Calcium metal and water produce hydrogen gas. If the volume of wet gas collected over water is 95.0 mL at 20 °C and 758 mm Hg, what is the volume of dry gas at STP conditions? (The vapor pressure of water at 20 °C is 17.5 mm Hg.)
pressure dry gas=pressure wet gas-vaporpressurewater
So you know pressuredrygas
volumegas=95ml
pressuregas=758-17.5
temp: 20C
V2*Pstp/tempstp=volumegas*pressure/temp
where on the right side, it refers to the conditions immediately above.
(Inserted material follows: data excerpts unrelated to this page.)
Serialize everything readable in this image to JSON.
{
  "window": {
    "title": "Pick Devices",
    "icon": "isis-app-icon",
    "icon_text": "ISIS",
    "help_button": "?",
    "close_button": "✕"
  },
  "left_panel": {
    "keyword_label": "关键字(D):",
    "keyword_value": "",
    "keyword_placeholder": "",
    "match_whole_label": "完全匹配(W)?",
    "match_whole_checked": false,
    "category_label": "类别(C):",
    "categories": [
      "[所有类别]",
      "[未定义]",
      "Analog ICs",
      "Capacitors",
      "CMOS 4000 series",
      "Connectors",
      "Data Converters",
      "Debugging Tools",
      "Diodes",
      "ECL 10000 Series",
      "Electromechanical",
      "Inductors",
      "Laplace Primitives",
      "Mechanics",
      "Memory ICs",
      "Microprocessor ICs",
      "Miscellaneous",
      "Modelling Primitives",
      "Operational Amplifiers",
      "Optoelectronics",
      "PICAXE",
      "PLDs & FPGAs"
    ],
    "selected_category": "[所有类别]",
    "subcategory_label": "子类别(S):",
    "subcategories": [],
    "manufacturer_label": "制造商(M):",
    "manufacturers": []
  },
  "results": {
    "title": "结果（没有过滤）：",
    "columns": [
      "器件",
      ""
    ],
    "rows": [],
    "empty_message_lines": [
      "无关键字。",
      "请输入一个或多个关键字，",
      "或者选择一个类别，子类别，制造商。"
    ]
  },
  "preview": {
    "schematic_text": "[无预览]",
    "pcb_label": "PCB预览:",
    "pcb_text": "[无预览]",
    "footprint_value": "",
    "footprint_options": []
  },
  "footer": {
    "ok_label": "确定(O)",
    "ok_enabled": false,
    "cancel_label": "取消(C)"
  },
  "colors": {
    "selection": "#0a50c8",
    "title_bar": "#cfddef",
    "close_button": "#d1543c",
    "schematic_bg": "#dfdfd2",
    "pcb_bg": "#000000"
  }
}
To find the volume of dry gas at STP conditions, we need to consider the relationship between pressure, temperature, and volume using the ideal gas law. The ideal gas law equation is:
PV = nRT
Where:
P is the pressure
V is the volume
n is the number of moles of gas
R is the ideal gas constant (0.0821 L·atm/mol·K)
T is the temperature in Kelvin
First, let's convert the given conditions to the correct units.
Initial pressure (P): 758 mm Hg
Vapor pressure of water (Pvap): 17.5 mm Hg
Total pressure (Ptotal) = P - Pvap = 758 mm Hg - 17.5 mm Hg = 740.5 mm Hg
Temperature (T): 20 °C = 293 K
The next step is to determine the number of moles present in the wet gas. To do this, we use the ideal gas law equation and rearrange it to solve for the number of moles (n):
n = (PV) / (RT)
Now we can substitute the values into the equation:
n = (740.5 mm Hg * 95.0 mL) / (0.0821 L·atm/mol·K * 293 K)
Note that we convert the volume from milliliters to liters by dividing by 1000.
n = (740.5 mm Hg * 0.0950 L) / (0.0821 L·atm/mol·K * 293 K)
Simplifying the equation:
n = 0.07394 mol
Now we know the number of moles of wet gas. Since the balanced chemical equation states a 1:1 ratio between calcium and hydrogen gas, we can conclude that the number of moles of hydrogen gas is also 0.07394 mol.
To find the volume of dry gas at STP, we can use the ideal gas law equation again:
P1V1 / T1 = P2V2 / T2
We know the initial conditions (P1 = Ptotal, V1 = 95.0 mL, and T1 = 293 K), and we want to find the volume at STP conditions (P2 = 1 atm and T2 = 273 K).
Converting the initial volume to liters:
V1 = 95.0 mL / 1000 = 0.0950 L
Now we can solve for V2:
(P1V1) / T1 = (P2V2) / T2
(740.5 mm Hg * 0.0950 L) / 293 K = (1 atm * V2) / 273 K
V2 = (740.5 mm Hg * 0.0950 L * 273 K) / (1 atm * 293 K)
Simplifying the equation:
V2 = 0.0794 L
Therefore, the volume of dry gas at STP conditions is 0.0794 liters.